Find two matrices $\mathbf{A}\in\mathbb{C}^{2\times2}$ and $\mathbf{B}\in\mathbb{C}^{2\times2}$ such that:
- they have the same eigenvalues
- but they are NOT similar
MY ATTEMPT
The characteristic polynomial of $\mathbf{A}$ is $p_{\mathbf{A}}(\lambda)=\lambda^{2}-\mathrm{tr}(\mathbf{A})+\mathrm{det}(\mathbf{A})$ and the characteristic polynomial of $\mathbf{B}$ is $p_{\mathbf{B}}(\lambda)=\lambda^{2}-\mathrm{tr}(\mathbf{B})+\mathrm{det}(\mathbf{B})$.
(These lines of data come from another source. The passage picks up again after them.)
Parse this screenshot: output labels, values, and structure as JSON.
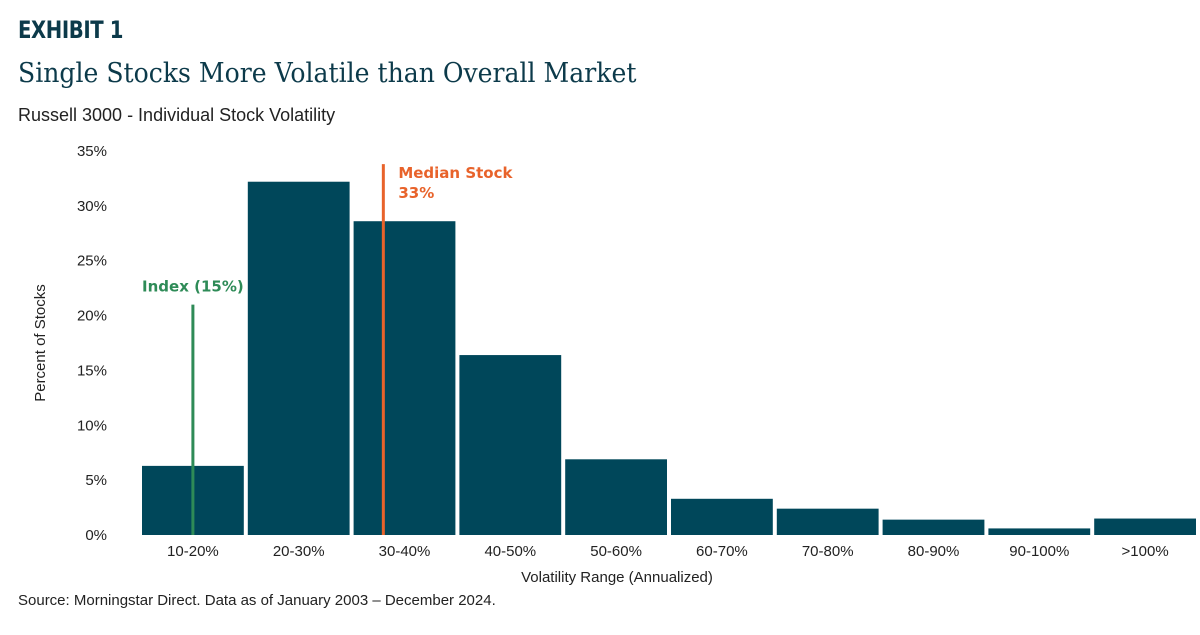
{
  "header": {
    "exhibit": "EXHIBIT 1",
    "title": "Single Stocks More Volatile than Overall Market",
    "subtitle": "Russell 3000 - Individual Stock Volatility",
    "source": "Source: Morningstar Direct. Data as of January 2003 – December 2024."
  },
  "colors": {
    "bar": "#00475a",
    "index_line": "#2e8b57",
    "median_line": "#e8632b",
    "text": "#222222",
    "title": "#0c3a4a"
  },
  "chart_data": {
    "type": "bar",
    "categories": [
      "10-20%",
      "20-30%",
      "30-40%",
      "40-50%",
      "50-60%",
      "60-70%",
      "70-80%",
      "80-90%",
      "90-100%",
      ">100%"
    ],
    "values": [
      6.3,
      32.2,
      28.6,
      16.4,
      6.9,
      3.3,
      2.4,
      1.4,
      0.6,
      1.5
    ],
    "xlabel": "Volatility Range (Annualized)",
    "ylabel": "Percent of Stocks",
    "ylim": [
      0,
      35
    ],
    "yticks": [
      "0%",
      "5%",
      "10%",
      "15%",
      "20%",
      "25%",
      "30%",
      "35%"
    ],
    "grid": false,
    "annotations": [
      {
        "name": "index",
        "label": "Index (15%)",
        "x": 15,
        "y_top": 21
      },
      {
        "name": "median",
        "label_line1": "Median Stock",
        "label_line2": "33%",
        "x": 33,
        "y_top": 33.8
      }
    ]
  }
}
"The same eigenvalues" $\Longleftrightarrow P_{\mathbf{A}}(\lambda)=P_{\mathbf{B}}(\lambda)\Longleftrightarrow$ $\Longleftrightarrow\begin{cases}
\begin{array}{c}
\mathrm{tr}(\mathbf{A})=\mathrm{tr}(\mathbf{B})\\
\mathrm{det}(\mathbf{A})=\mathrm{det}(\mathbf{B})
\end{array} & \Longleftrightarrow\end{cases}\begin{cases}
\begin{array}{c}
a_{11}+a_{22}=b_{11}+b_{22}\\
a_{11}a_{22}-a_{21}a_{12}=b_{11}b_{22}-b_{21}b_{12}
\end{array}\end{cases}$
And now?
Best Answer
Consider the matrices \begin{align} A = \begin{pmatrix} 1 & 0\\ 0 & 1 \end{pmatrix} \ \ \text{ and } \ \ B = \begin{pmatrix} 1 & 1\\ 0 & 1 \end{pmatrix} \end{align} which clearly have the same eigenvalues, but they are not similar because $B$ is a Jordan block that can't be diagonalized.